8. Meta-Marketing & Self-Perpetuation
- Ovations beget articles, which create buzz, which in turn encourages future ovations, forming a self-sustaining marketing cycle.
"It's just like in... Tinkerbell the Fairy where you have to clap to keep her alive. It's a bit like that. The more people clap... the more the film does exist." — Stephen Follows [25:03]
Notable Quotes & Memorable Moments
- On the Meaninglessness of It All:
"It's all bullshit... The whole thing is a cynical traffic police play." — Matt Belloni [13:21 & 16:52]
- On Social Media’s Impact:
"They started being more performative than they might have been in the past." — Matthew Belloni [06:22]

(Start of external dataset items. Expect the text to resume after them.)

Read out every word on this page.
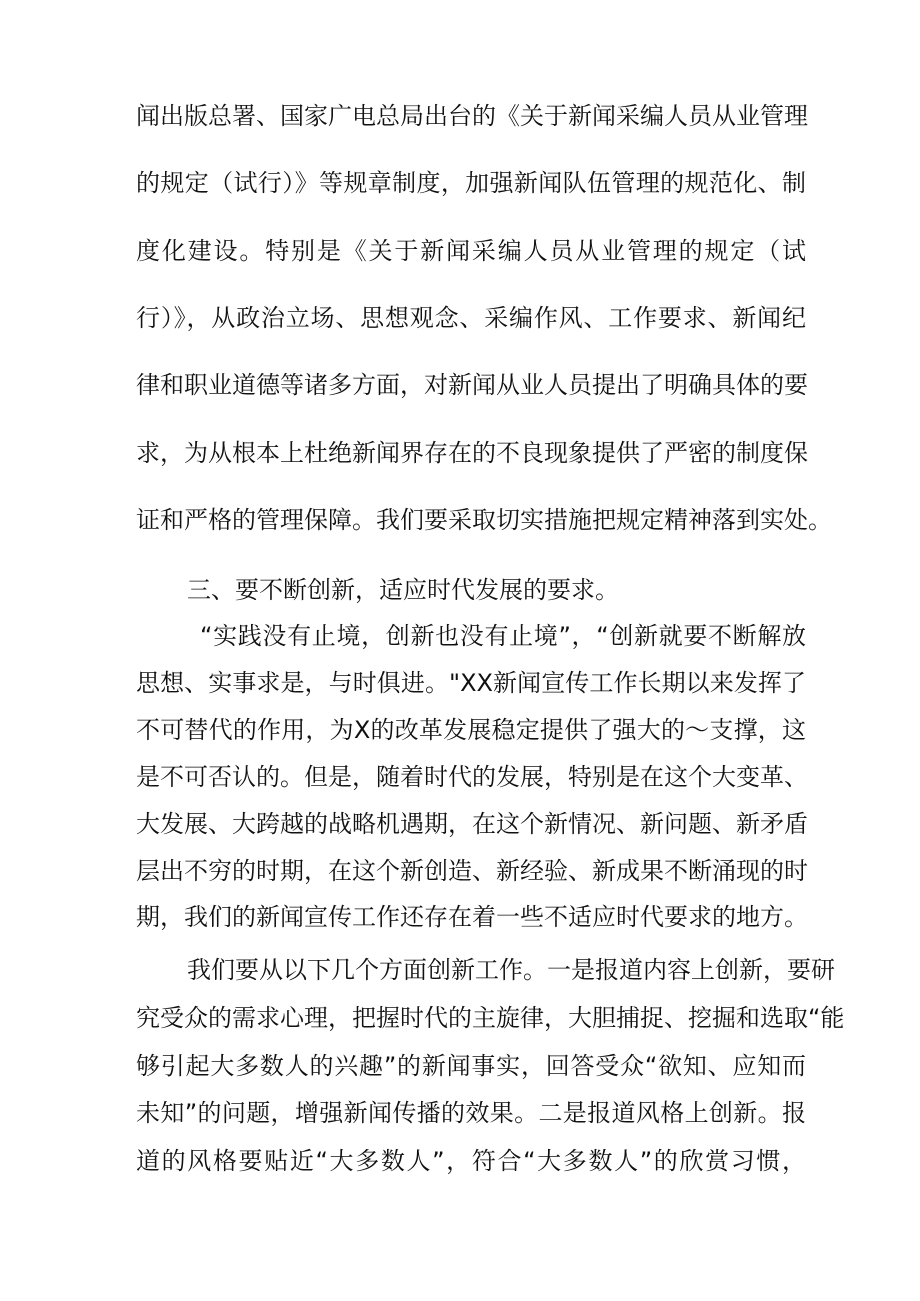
闻出版总署、国家广电总局出台的《关于新闻采编人员从业管理
的规定（试行）》等规章制度，加强新闻队伍管理的规范化、制
度化建设。特别是《关于新闻采编人员从业管理的规定（试
行）》，从政治立场、思想观念、采编作风、工作要求、新闻纪
律和职业道德等诸多方面，对新闻从业人员提出了明确具体的要
求，为从根本上杜绝新闻界存在的不良现象提供了严密的制度保
证和严格的管理保障。我们要采取切实措施把规定精神落到实处。
三、要不断创新，适应时代发展的要求。
“实践没有止境，创新也没有止境”，“创新就要不断解放
思想、实事求是，与时俱进。"XX新闻宣传工作长期以来发挥了
不可替代的作用，为X的改革发展稳定提供了强大的～支撑，这
是不可否认的。但是，随着时代的发展，特别是在这个大变革、
大发展、大跨越的战略机遇期，在这个新情况、新问题、新矛盾
层出不穷的时期，在这个新创造、新经验、新成果不断涌现的时
期，我们的新闻宣传工作还存在着一些不适应时代要求的地方。
我们要从以下几个方面创新工作。一是报道内容上创新，要研
究受众的需求心理，把握时代的主旋律，大胆捕捉、挖掘和选取“能
够引起大多数人的兴趣”的新闻事实，回答受众“欲知、应知而
未知”的问题，增强新闻传播的效果。二是报道风格上创新。报
道的风格要贴近“大多数人”，符合“大多数人”的欣赏习惯，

- On Measurement Discrepancies:
"We measure from the beginning of the credits. The others measure from the end of the credits." — Off-record Deadline insider (via Follows) [16:31]
- On Ovation Fatigue:
"If I like the movie, I will clap for like a minute... Who's clapping for 15 minutes?" — Matt Belloni [23:42]
- On the Prospects for Change:
"You know what would be the flex move here? If one of these filmmakers... put up a little placard... 'Please hold your applause at the end. Do not give me an ovation.'" — Matt Belloni [27:01]
Essential Timestamps
- 02:00–05:15 – Why Standing Ovations Have Become a Pet Topic for Belloni
- 05:16–07:45 – Stephen Follows on the Data: Rising Frequency and Changing Dynamics of Ovations
- 08:19–11:10 – Media Incentives and Why the Trade Press Promotes Ovation Coverage
- 11:31–14:34 – Festivals, PR, and the Feedback Loop of Hype
- 16:01–17:33 – In-depth Analysis: Which Outlets Exaggerate Ovations Most?
- 17:58–19:40 – Do Standing Ovations Correlate with Success? The Data Says No
- 22:02–23:14 – Which Festival Generates the Longest Ovations? Venice in Focus
- 23:24–26:46 – Audience Psychology, Social Contracts, and the Backlash to Ovation Obsession
- 27:01–27:38 – Belloni’s “Flex Move” Solution for Filmmakers
- Throughout – Anecdotes about specific notorious ovations (Fahrenheit 9/11, Parasite, Smashing Machine, Paperboy, Southland Tales).
Overall Tone and Takeaways
The discussion is wry, skeptical, and data-driven, with both host and guest pushing back on the industry’s self-congratulatory attitude toward ovations. The conclusion is clear: standing ovations at film festivals have become an inflated, often meaningless ritual—great for buzz and headlines, but poor as an indicator of real artistic, audience, or commercial value.
Final Word:
"It's a marketing industry and this is marketing. So let's get to the question of does any of this matter?... There’s no information there. It’s just a fun story." — Matt Belloni & Stephen Follows [17:33, 19:17]
For listeners and Hollywood watchers alike, this episode demystifies one of the most breathlessly covered and least significant rituals of modern film culture.